In this matter the Claimant’s property is situated on a road in which there are 276 trees and approximately 300 properties. The properties are of
a similar age and similar distance from the trees and given the age of the properties, it was likely that the properties had shallow foundations. The difficulty for Islington was to assess which of the properties was likely to be damaged and whether there was ‘a real risk’ of damage being causes to a particular property by a particular tree.

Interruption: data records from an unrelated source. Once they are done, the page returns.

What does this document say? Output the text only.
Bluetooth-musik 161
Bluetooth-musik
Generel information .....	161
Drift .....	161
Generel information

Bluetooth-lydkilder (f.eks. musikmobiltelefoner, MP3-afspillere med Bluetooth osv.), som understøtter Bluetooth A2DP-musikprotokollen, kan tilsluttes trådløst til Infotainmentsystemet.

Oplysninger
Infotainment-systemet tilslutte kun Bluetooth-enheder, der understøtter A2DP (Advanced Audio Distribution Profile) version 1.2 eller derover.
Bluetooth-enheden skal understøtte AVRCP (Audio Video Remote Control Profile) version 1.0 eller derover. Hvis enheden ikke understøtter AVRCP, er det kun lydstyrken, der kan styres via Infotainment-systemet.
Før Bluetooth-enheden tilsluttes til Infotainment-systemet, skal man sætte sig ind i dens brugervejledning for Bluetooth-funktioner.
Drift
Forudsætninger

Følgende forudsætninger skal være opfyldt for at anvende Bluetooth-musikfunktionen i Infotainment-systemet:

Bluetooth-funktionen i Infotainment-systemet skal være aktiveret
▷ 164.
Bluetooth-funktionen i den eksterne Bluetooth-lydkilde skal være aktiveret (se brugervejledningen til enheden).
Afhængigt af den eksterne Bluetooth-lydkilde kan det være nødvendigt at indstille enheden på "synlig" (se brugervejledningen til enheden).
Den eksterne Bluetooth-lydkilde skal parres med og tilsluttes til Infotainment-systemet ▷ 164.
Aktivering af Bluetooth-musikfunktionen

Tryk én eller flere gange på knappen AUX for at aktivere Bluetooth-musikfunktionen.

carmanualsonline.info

The decision is of considerable importance to local authorities and housing associations managing their tree stocks. It confirms that simple proximity of a tree to a building does not elevate the risk of damage from being a potential to ‘a real risk’ of damage. An assessment needs to be made as to whether there is a ‘real risk’. Factors that should be considered include whether there have been previous claims in the vicinity and any other factor that might mean that a tree poses ‘a real risk’. The importance of frequent and severe pruning of trees identified as ‘a real risk’, prior to damage occurring, is again highlighted. However, where the reasonably foreseeable risk of damage is small, it is reasonable to match a pruning regime to the risk, and in some possible scenarios, not to maintain at all. The social benefit of ‘a treed’ environment was highlighted, in that it would not be reasonable to fell all trees that pose a risk (but not ‘a real risk’) to eliminate or minimise that risk.
Tree owners are advised to assess their stock and focus works on the trees assessed as posing ‘a real risk’
Kal Sandhu of Clyde & Co acted on behalf of Islington in both the trial and the appeal. He was instructed by Zurich Municipal, who supported Islington’s stance that the risk of damage was not reasonably foreseeable.